In high-energy physics, new particles can be created by collisions of fast- moving projectile particles with stationary particles. Some of the kinetic energy of the incident particle is used to create the mass of the new particle. A proton-proton collision can result in the creation of a negative kaon (\(K^-\)) and a positive kaon (\(K^+\)): $$p + p \rightarrow p + p + K^- + K^+$$ (a) Calculate the minimum kinetic energy of the incident proton that will allow this reaction to occur if the second (target) proton is initially at rest. The rest energy of each kaon is 493.7 MeV, and the rest energy of each proton is 938.3 MeV. (\(Hint\): It is useful here to work in the frame in which the total momentum is zero. But note that the Lorentz transformation must be used to relate the velocities in the laboratory frame to those in the zero-totalmomentum frame.) (b) How does this calculated minimum kinetic energy compare with the total rest mass energy of the created kaons? (c) Suppose that instead the two protons are both in motion with velocities of equal magnitude and opposite direction. Find the minimum combined kinetic energy of the two protons that will allow the reaction to occur. How does this calculated minimum kinetic energy compare with the total rest mass energy of the created kaons? (This example shows that when colliding beams of particles are used instead of a stationary target, the energy requirements for producing new particles are reduced substantially.)

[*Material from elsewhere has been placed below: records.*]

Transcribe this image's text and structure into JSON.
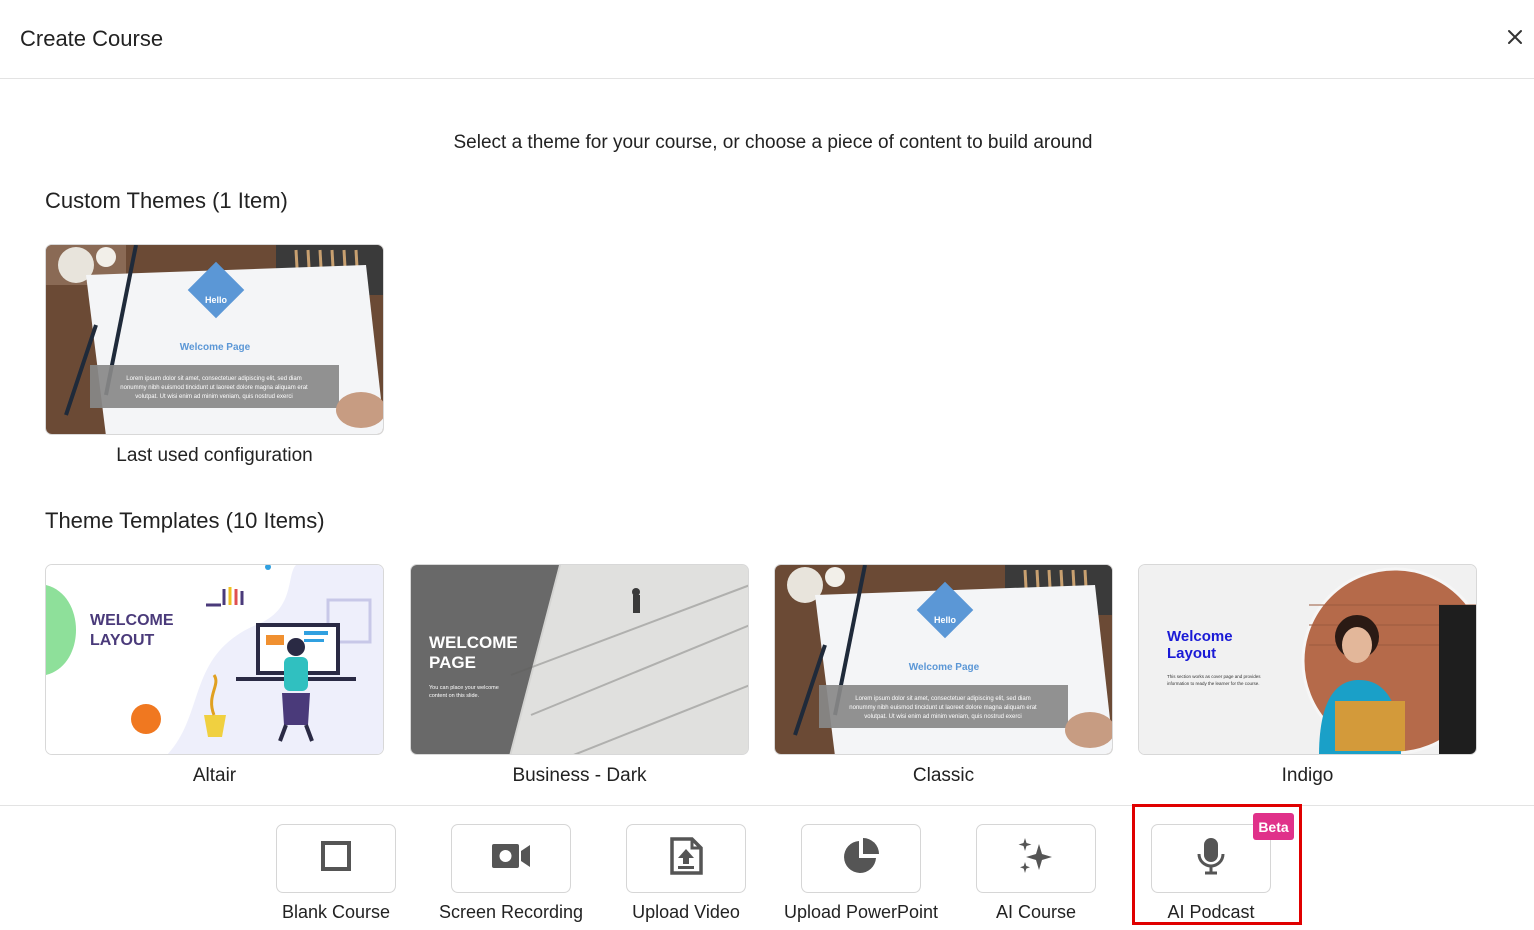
{
  "header": {
    "title": "Create Course",
    "close_icon": "close-icon"
  },
  "subtitle": "Select a theme for your course, or choose a piece of content to build around",
  "custom_themes": {
    "heading": "Custom Themes (1 Item)",
    "items": [
      {
        "label": "Last used configuration",
        "thumb_hello": "Hello",
        "thumb_title": "Welcome Page",
        "thumb_body": [
          "Lorem ipsum dolor sit amet, consectetuer adipiscing elit, sed diam",
          "nonummy nibh euismod tincidunt ut laoreet dolore magna aliquam erat",
          "volutpat. Ut wisi enim ad minim veniam, quis nostrud exerci"
        ]
      }
    ]
  },
  "theme_templates": {
    "heading": "Theme Templates (10 Items)",
    "items": [
      {
        "label": "Altair",
        "thumb_title": [
          "WELCOME",
          "LAYOUT"
        ]
      },
      {
        "label": "Business - Dark",
        "thumb_title": [
          "WELCOME",
          "PAGE"
        ],
        "thumb_body": [
          "You can place your welcome",
          "content on this slide."
        ]
      },
      {
        "label": "Classic",
        "thumb_hello": "Hello",
        "thumb_title": "Welcome Page",
        "thumb_body": [
          "Lorem ipsum dolor sit amet, consectetuer adipiscing elit, sed diam",
          "nonummy nibh euismod tincidunt ut laoreet dolore magna aliquam erat",
          "volutpat. Ut wisi enim ad minim veniam, quis nostrud exerci"
        ]
      },
      {
        "label": "Indigo",
        "thumb_title": [
          "Welcome",
          "Layout"
        ],
        "thumb_body": [
          "This section works as cover page and provides",
          "information to ready the learner for the course."
        ]
      }
    ]
  },
  "actions": [
    {
      "label": "Blank Course",
      "icon": "square-outline-icon"
    },
    {
      "label": "Screen Recording",
      "icon": "video-camera-icon"
    },
    {
      "label": "Upload Video",
      "icon": "file-upload-icon"
    },
    {
      "label": "Upload PowerPoint",
      "icon": "pie-chart-icon"
    },
    {
      "label": "AI Course",
      "icon": "sparkles-icon"
    },
    {
      "label": "AI Podcast",
      "icon": "microphone-icon",
      "badge": "Beta"
    }
  ],
  "colors": {
    "accent_badge": "#e0318a",
    "highlight": "#e00000",
    "classic_blue": "#5b97d6",
    "indigo_blue": "#1a1ad6",
    "altair_purple": "#4a3a7a"
  }
}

(a) Consider the Galilean transformation along the \(x\)-direction : \(x' = x - vt\) and \(t' = t\). In frame \(S\) the wave equation for electromagnetic waves in a vacuum is $${\partial^2E(x, t)\over \partial x^2} - {1 \over c^2} {\partial^2E(x, t)\over \partial t^2} = 0$$ where \(E\) represents the electric field in the wave. Show that by using the Galilean transformation the wave equation in frame \(S'\) is found to be $$(1 - {v^2 \over c^2} ) {\partial^2E(x', t') \over \partial{x'^2}} + {2v \over c^2} {\partial^2E(x', t') \over \partial{x'} \partial{t'}} - {1 \over c^2} {\partial^2E(x', t') \over \partial{t'^2}} = 0$$ This has a different form than the wave equation in \(S\). Hence the Galilean transformation \(violates\) the first relativity postulate that all physical laws have the same form in all inertial reference frames. (\(Hint\): Express the derivatives \(\partial/\partial{x}\) and \(\partial/\partial{t}\) in terms of \(\partial/\partial{x'}\) and \(\partial/\partial{t'}\) by use of the chain rule.) (b) Repeat the analysis of part (a), but use the Lorentz coordinate transformations, Eqs. (37.21), and show that in frame \(S'\) the wave equation has the same form as in frame \(S\): $${\partial^2E(x', t') \over \partial{x'}^2} - {1 \over c^2} {\partial^2E(x', t') \over \partial{t'}^2} = 0$$ Explain why this shows that the speed of light in vacuum is c in both frames \(S\) and \(S'\).

An airplane has a length of 60 m when measured at rest. When the airplane is moving at 180 m/s (400 mph) in the alternate universe, how long would the plane appear to be to a stationary observer? (a) 24 m; (b) 36 m; (c) 48 m; (d) 60 m; (e) 75 m.